I'm Alika Ho from Keaʻau High School, reporting for HIKI NŌ Our final story of the show comes from students at Waiaʻnae High School on Oʻahu.
They document a youth led initiative called Paʻa Pono that aims to feed neighbors and bolster community pride on the west side of the island.
After a streak of violence on the west side of Oʻahu, ʻElepaio Social Services and Searider Productions came together to create Paʻa Pono 96792.
This community and youth-focused campaign held their second student-led food distribution event in June 2025, feeding the community with not only food, but aloha and pride.
It's very reassuring to know that other people are getting the things they need, and when people are getting things they need, it makes me feel that our community is stronger and is more important than ever.
Have a wonderful day.
Not only does this campaign empower the younger generations, it represents both the Waiʻanae and Nānākuli communities, creating a larger vision of unity on the West side.
I think for this, this particular event, it's just any opportunity for us to be able to give back.
Our youth are the next generation, and I'm super proud of our students for, you know, stepping forward and really wanting to take leadership and make our community better.

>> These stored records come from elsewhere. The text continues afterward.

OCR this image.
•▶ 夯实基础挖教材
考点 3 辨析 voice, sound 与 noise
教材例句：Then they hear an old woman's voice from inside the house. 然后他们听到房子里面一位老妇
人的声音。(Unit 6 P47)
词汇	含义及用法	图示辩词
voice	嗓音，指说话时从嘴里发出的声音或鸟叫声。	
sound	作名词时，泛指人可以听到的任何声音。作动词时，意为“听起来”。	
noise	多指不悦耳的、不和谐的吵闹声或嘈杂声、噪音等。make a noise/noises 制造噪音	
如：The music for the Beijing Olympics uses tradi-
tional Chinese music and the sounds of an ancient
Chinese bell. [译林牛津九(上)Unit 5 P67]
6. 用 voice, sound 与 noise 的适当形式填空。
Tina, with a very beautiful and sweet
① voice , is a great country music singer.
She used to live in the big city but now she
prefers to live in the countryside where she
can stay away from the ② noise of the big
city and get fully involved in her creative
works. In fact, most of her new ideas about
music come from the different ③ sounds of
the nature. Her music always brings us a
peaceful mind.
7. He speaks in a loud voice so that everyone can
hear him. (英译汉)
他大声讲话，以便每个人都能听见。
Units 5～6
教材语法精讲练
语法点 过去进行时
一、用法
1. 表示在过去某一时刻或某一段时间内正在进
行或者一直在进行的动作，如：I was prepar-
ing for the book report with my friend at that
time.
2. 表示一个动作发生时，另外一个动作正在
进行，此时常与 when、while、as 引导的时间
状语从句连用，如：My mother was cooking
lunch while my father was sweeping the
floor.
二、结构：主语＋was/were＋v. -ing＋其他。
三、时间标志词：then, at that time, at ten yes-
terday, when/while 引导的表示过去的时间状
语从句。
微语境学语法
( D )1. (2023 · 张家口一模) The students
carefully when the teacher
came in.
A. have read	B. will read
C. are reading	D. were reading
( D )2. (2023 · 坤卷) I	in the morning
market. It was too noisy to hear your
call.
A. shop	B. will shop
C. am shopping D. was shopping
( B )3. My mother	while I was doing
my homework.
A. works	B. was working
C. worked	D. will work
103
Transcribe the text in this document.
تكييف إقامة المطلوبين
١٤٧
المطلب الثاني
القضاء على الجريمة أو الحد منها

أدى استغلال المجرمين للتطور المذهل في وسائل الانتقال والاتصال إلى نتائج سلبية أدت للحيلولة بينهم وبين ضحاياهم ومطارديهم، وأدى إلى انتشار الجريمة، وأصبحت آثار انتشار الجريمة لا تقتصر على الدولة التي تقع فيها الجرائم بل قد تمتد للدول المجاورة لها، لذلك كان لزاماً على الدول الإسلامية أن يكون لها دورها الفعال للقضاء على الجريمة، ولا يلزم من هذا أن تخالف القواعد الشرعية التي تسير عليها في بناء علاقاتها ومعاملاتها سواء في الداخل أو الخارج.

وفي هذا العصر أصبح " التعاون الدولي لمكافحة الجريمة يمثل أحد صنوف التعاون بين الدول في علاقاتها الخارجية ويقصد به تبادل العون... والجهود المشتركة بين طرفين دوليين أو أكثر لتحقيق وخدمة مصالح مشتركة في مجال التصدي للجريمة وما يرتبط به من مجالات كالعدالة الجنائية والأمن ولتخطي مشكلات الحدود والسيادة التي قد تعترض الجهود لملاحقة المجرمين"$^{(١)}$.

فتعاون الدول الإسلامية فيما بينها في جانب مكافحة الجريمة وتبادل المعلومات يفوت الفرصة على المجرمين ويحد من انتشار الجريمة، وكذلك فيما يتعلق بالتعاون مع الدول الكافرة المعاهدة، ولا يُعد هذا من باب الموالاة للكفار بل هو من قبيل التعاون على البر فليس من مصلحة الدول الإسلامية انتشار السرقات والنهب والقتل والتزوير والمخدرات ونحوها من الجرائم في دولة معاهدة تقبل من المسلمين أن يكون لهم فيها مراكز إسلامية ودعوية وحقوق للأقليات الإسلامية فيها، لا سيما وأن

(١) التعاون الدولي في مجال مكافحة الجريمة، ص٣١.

Although this is only the beginning, ʻElepaio Social Services hopes to continue making an impact through these events.
I feel proud.
I feel so proud.
It's personal work, and so to be able to have youth come out here and get to feel that feeling and understand that there's issues that are going to come across our coast, but we can also be part of the solution by banding together and uniting and doing stuff together as a community, uplift each other.
We're all community experts, and we all have certain superpowers that we can contribute, and that's what is needed.
Paʻa Pono aims to re-center community resilience and narrative.
Together, Waiʻanae and Nānākuli stand firm in uplifting the youth of the west side.
It really influenced my point of view for helping other people and to be a leader.
the produce!
from Waiʻanae High School reporting for HIKI NŌ on PBS Hawaiʻi.
That's it for our show.
Thank you for watching the work of Hawaiʻi's New Wave of Storytellers.